GC – Quais vos parecem ser os principais trunfos para atrair turistas a esta região?
SFC – Há óptimas praias e bons sítios para os adolescentes se divertirem, como a Green Hill ou o Solar. A Praça da Fruta e os vossos talhos são fantásticos! Mas para nós, adultos, era interessante haver mais fado ou atracções de cultura local. Também seria bom que se fizessem mais actividades junto à lagoa de Óbidos, por exemplo, andar a cavalo.

GC – E o que procuram mais no turismo que fazem, não só aqui mas noutros locais?
SFC – Não gostamos de um turismo demasiado comercializado, com imensas pizzas e comida internacional. Gostamos da cultura das regiões e esta cidade ainda é muito portuguesa, não como o Algarve, que é igual a tantos outros locais no mundo. No fundo, sítios com poucos Starbucks e McDonald’s (risos)

GC – Que pensam dos transportes da cidade e da região?
SFC – O sistema de transportes é bastante bom, mas não tenho a certeza de que toda a gente saiba disso.

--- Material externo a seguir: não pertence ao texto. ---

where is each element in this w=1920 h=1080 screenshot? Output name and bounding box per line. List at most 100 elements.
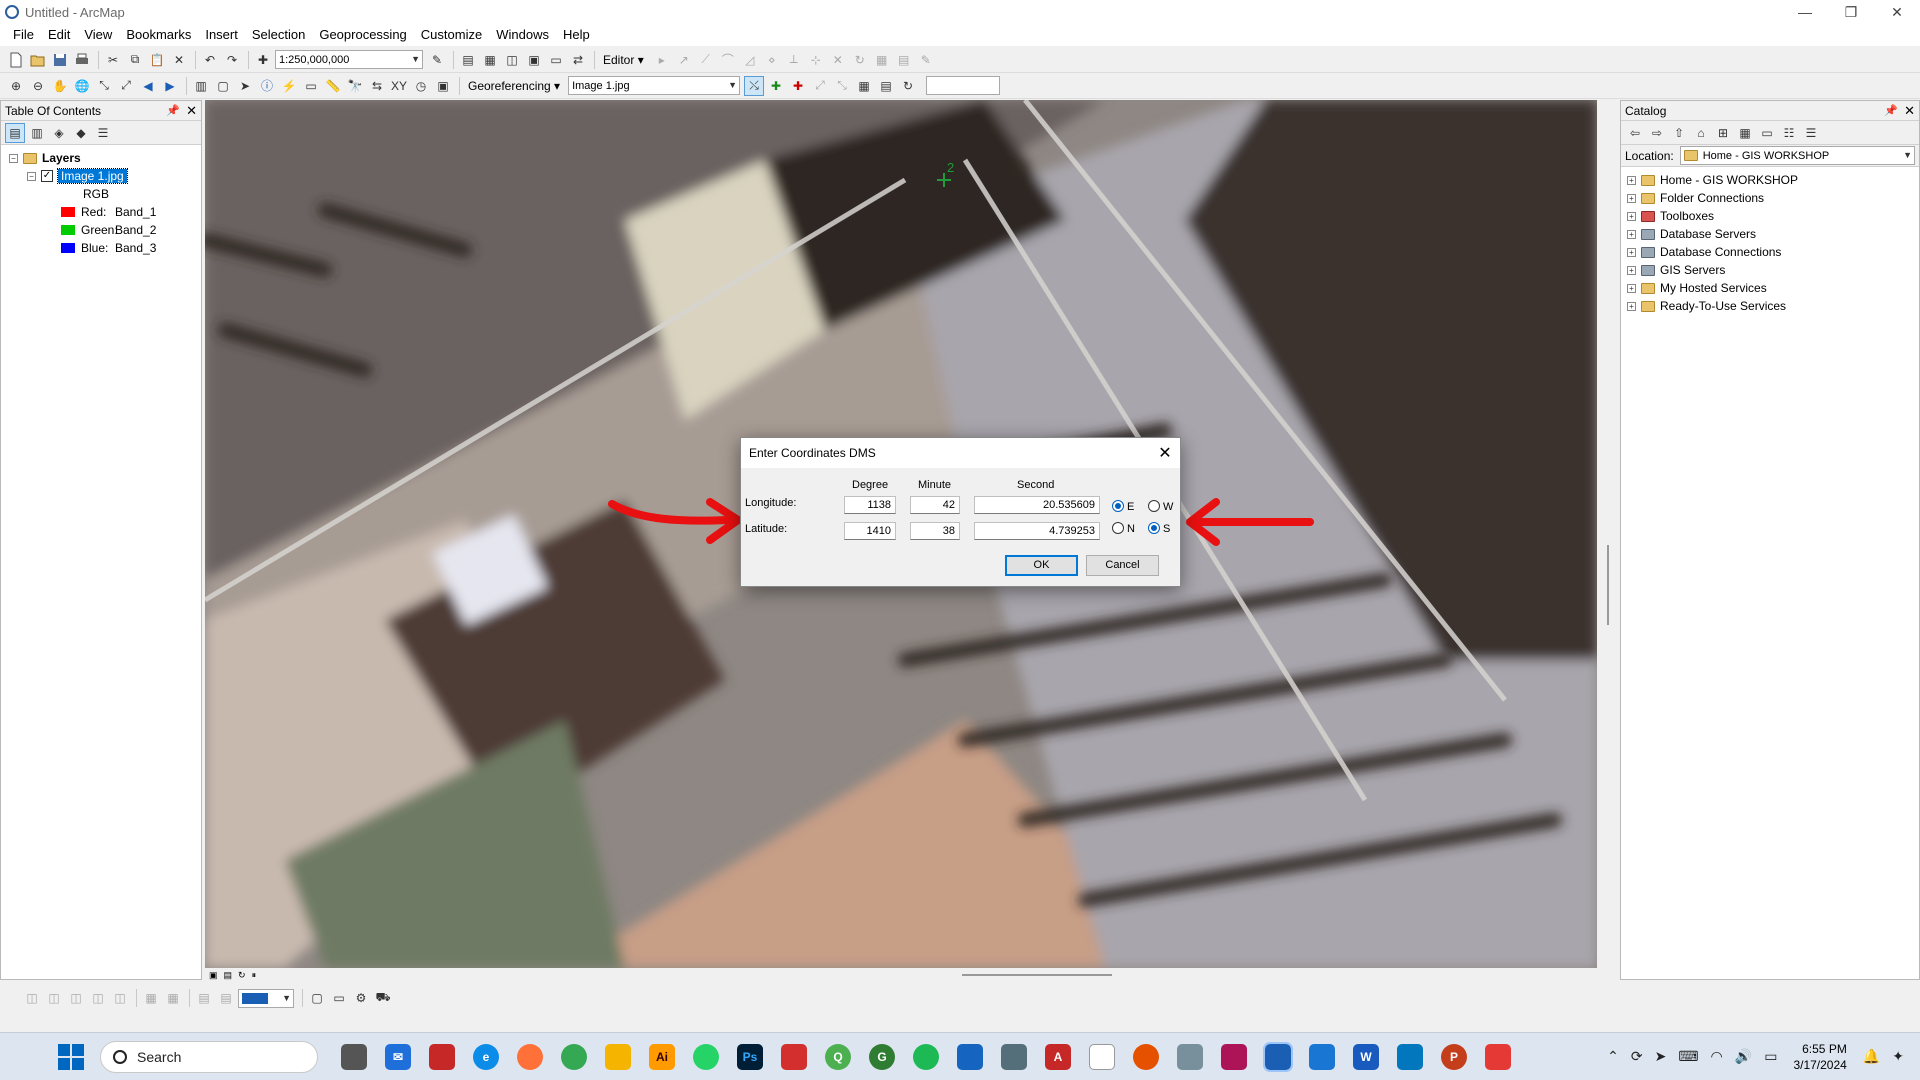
expand-icon[interactable]: + bbox=[1627, 193, 1636, 203]
tree-row-layers[interactable]: − Layers bbox=[9, 149, 201, 167]
south-radio[interactable] bbox=[1148, 522, 1160, 534]
location-icon[interactable]: ➤ bbox=[1655, 1048, 1667, 1065]
forward-icon[interactable]: ⇨ bbox=[1647, 123, 1667, 143]
collapse-icon[interactable]: − bbox=[27, 171, 36, 181]
catalog-item[interactable]: + Toolboxes bbox=[1627, 207, 1919, 225]
copy-icon[interactable]: ⧉ bbox=[125, 50, 145, 70]
expand-icon[interactable]: + bbox=[1627, 211, 1636, 221]
connect-folder-icon[interactable]: ⊞ bbox=[1713, 123, 1733, 143]
back-extent-icon[interactable]: ◀ bbox=[138, 76, 158, 96]
save-icon[interactable] bbox=[50, 50, 70, 70]
catalog-options-icon[interactable]: ☰ bbox=[1801, 123, 1821, 143]
create-features-icon[interactable]: ✎ bbox=[916, 50, 936, 70]
catalog-item[interactable]: + Database Connections bbox=[1627, 243, 1919, 261]
app-icon[interactable] bbox=[1001, 1043, 1027, 1070]
firefox-icon[interactable] bbox=[517, 1043, 543, 1070]
find-route-icon[interactable]: ⇆ bbox=[367, 76, 387, 96]
catalog-item[interactable]: + Database Servers bbox=[1627, 225, 1919, 243]
auto-register-icon[interactable]: ⤡ bbox=[832, 76, 852, 96]
volume-icon[interactable]: 🔊 bbox=[1735, 1048, 1752, 1065]
longitude-minute-input[interactable]: 42 bbox=[910, 496, 960, 514]
home-folder-icon[interactable]: ⌂ bbox=[1691, 123, 1711, 143]
catalog-item[interactable]: + Ready-To-Use Services bbox=[1627, 297, 1919, 315]
draw-tool-icon[interactable]: ⛟ bbox=[373, 988, 393, 1008]
end-point-arc-icon[interactable]: ⌒ bbox=[718, 50, 738, 70]
trace-icon[interactable]: ◿ bbox=[740, 50, 760, 70]
catalog-item[interactable]: + GIS Servers bbox=[1627, 261, 1919, 279]
draw-tool-icon[interactable]: ▤ bbox=[216, 988, 236, 1008]
layout-view-icon[interactable]: ▤ bbox=[224, 970, 233, 981]
expand-icon[interactable]: + bbox=[1627, 175, 1636, 185]
menu-customize[interactable]: Customize bbox=[414, 24, 489, 46]
scale-icon[interactable]: ⤢ bbox=[810, 76, 830, 96]
expand-icon[interactable]: + bbox=[1627, 301, 1636, 311]
options-icon[interactable]: ☰ bbox=[93, 123, 113, 143]
arctoolbox-icon[interactable]: ▣ bbox=[524, 50, 544, 70]
document-icon[interactable] bbox=[1089, 1043, 1115, 1070]
keyboard-icon[interactable]: ⌨ bbox=[1678, 1048, 1698, 1065]
split-icon[interactable]: ✕ bbox=[828, 50, 848, 70]
catalog-item[interactable]: + Folder Connections bbox=[1627, 189, 1919, 207]
ok-button[interactable]: OK bbox=[1005, 555, 1078, 576]
spotify-icon[interactable] bbox=[913, 1043, 939, 1070]
menu-insert[interactable]: Insert bbox=[198, 24, 245, 46]
close-icon[interactable]: ✕ bbox=[186, 103, 197, 119]
vertical-scrollbar[interactable] bbox=[1603, 100, 1615, 968]
sketch-properties-icon[interactable]: ▤ bbox=[894, 50, 914, 70]
delete-icon[interactable]: ✕ bbox=[169, 50, 189, 70]
draw-tool-icon[interactable]: ▦ bbox=[141, 988, 161, 1008]
word-icon[interactable]: W bbox=[1353, 1043, 1379, 1070]
expand-icon[interactable]: + bbox=[1627, 247, 1636, 257]
catalog-item[interactable]: + Home - GIS WORKSHOP bbox=[1627, 171, 1919, 189]
tree-row-image-layer[interactable]: − ✓ Image 1.jpg bbox=[9, 167, 201, 185]
list-by-visibility-icon[interactable]: ◈ bbox=[49, 123, 69, 143]
open-icon[interactable] bbox=[28, 50, 48, 70]
fixed-zoom-in-icon[interactable]: ⤡ bbox=[94, 76, 114, 96]
find-icon[interactable]: 🔭 bbox=[345, 76, 365, 96]
undo-icon[interactable]: ↶ bbox=[200, 50, 220, 70]
app-icon[interactable] bbox=[957, 1043, 983, 1070]
menu-selection[interactable]: Selection bbox=[245, 24, 312, 46]
list-by-drawing-order-icon[interactable]: ▤ bbox=[5, 122, 25, 143]
add-control-points-icon[interactable]: ✚ bbox=[788, 76, 808, 96]
powerpoint-icon[interactable]: P bbox=[1441, 1043, 1467, 1070]
hyperlink-icon[interactable]: ⚡ bbox=[279, 76, 299, 96]
task-view-icon[interactable] bbox=[341, 1043, 367, 1070]
chrome-icon[interactable] bbox=[561, 1043, 587, 1070]
app-icon[interactable] bbox=[781, 1043, 807, 1070]
modelbuilder-icon[interactable]: ⇄ bbox=[568, 50, 588, 70]
georeferencing-menu[interactable]: Georeferencing ▾ bbox=[464, 79, 564, 93]
west-radio[interactable] bbox=[1148, 500, 1160, 512]
views-icon[interactable]: ▦ bbox=[1735, 123, 1755, 143]
toggle-tree-icon[interactable]: ☷ bbox=[1779, 123, 1799, 143]
menu-bookmarks[interactable]: Bookmarks bbox=[119, 24, 198, 46]
start-button[interactable] bbox=[58, 1043, 84, 1070]
menu-edit[interactable]: Edit bbox=[41, 24, 77, 46]
cut-polygons-icon[interactable]: ⊹ bbox=[806, 50, 826, 70]
view-link-table-icon[interactable]: ▦ bbox=[854, 76, 874, 96]
pan-icon[interactable]: ✋ bbox=[50, 76, 70, 96]
zoom-in-icon[interactable]: ⊕ bbox=[6, 76, 26, 96]
toc-window-icon[interactable]: ▤ bbox=[458, 50, 478, 70]
time-slider-icon[interactable]: ◷ bbox=[411, 76, 431, 96]
new-document-icon[interactable] bbox=[6, 50, 26, 70]
list-by-selection-icon[interactable]: ◆ bbox=[71, 123, 91, 143]
attributes-icon[interactable]: ▦ bbox=[872, 50, 892, 70]
mail-icon[interactable]: ✉ bbox=[385, 1043, 411, 1070]
color-combo[interactable]: ▼ bbox=[238, 988, 294, 1008]
taskbar-search[interactable]: Search bbox=[100, 1040, 318, 1073]
north-radio[interactable] bbox=[1112, 522, 1124, 534]
back-icon[interactable]: ⇦ bbox=[1625, 123, 1645, 143]
copilot-icon[interactable]: ✦ bbox=[1892, 1048, 1904, 1065]
file-explorer-icon[interactable] bbox=[605, 1043, 631, 1070]
menu-windows[interactable]: Windows bbox=[489, 24, 556, 46]
draw-tool-icon[interactable]: ▢ bbox=[307, 988, 327, 1008]
location-combo[interactable]: Home - GIS WORKSHOP ▼ bbox=[1679, 146, 1915, 165]
app-icon[interactable] bbox=[429, 1043, 455, 1070]
cancel-button[interactable]: Cancel bbox=[1086, 555, 1159, 576]
close-icon[interactable]: ✕ bbox=[1904, 103, 1915, 119]
add-data-icon[interactable]: ✚ bbox=[253, 50, 273, 70]
identify-icon[interactable]: ⓘ bbox=[257, 76, 277, 96]
arcmap-taskbar-icon[interactable] bbox=[1263, 1041, 1293, 1072]
search-window-icon[interactable]: ◫ bbox=[502, 50, 522, 70]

No ano passado a minha filha veio de autocarro para aqui, vinda do aeroporto, e acho que muitas pessoas não se lembrariam disso – é uma boa alternativa ao aluguer de automóvel.

GC – Nesta estadia, que outros locais aqui perto já visitaram?
SFC – Fomos à zona da batalha da Roliça, a Óbidos, ao Budha Eden no Carvalhal e ao Museu dos Dinossauros na Lourinhã.

GC – Em relação ao vosso país, como vêm a situação do primeiro-ministro David Cameron ter contratado Andy Coulson, envolvido no escândalo das escutas telefónicas?
SFC – O primeiro-ministro está sob muita pressão. Ele não está a fazer tantos progressos como esperava quando foi eleito – tudo o que ele está a tentar fazer fica diluído pela pressão. Está a ter um trabalho mais árduo do que estava à espera no início.

GC – E em relação à situação financeira portuguesa, qual é a vossa opinião?
SFC – Pelo que as outras pessoas nos têm dito, os portugueses querem ter tudo, mas não têm dinheiro. É uma pena, e esperamos que Portugal consiga estabilizar-se, mas há que ser realista. Tem havido imenso dinheiro da União Europeia a entrar em Portugal nos últimos dez anos – há novas pontes e auto-estradas, o que vos dá óptimas infra-estruturas. Mas esse volume de receitas não vai continuar a vir e vocês devem reconhecer que têm que parar de gastar tanto dinheiro, e repensar onde o vão passar a gastar.
Ora isso é algo muito complicado para qualquer país, e os portugueses parecem-me um povo muito relaxado, que deve estranhar ter que tomar este tipo de decisões. Mas acho que não conseguimos ter uma imagem precisa de como as coisas estão boas ou más em Portugal, porque tudo o que sabemos é o que vem nas notícias. No geral, as coisas não nos têm parecido tão más como dizem as notícias, ainda que se veja que algumas lojas fecharam e que não se constrói tanto. Mas também nos parece que ainda há muitos ricos em Portugal, e que as pessoas mais pobres é que sofrem mais. Talvez pudessem aproveitar mais algumas oportunidades de exportação. Os espanhóis, nos últimos anos, têm sido bons a criar marcas para vender os seus produtos e imagino que Portugal também tenha muitos produtos de qualidade para vender no estrangeiro, mas precisa de desenvolver melhores marcas para os promover.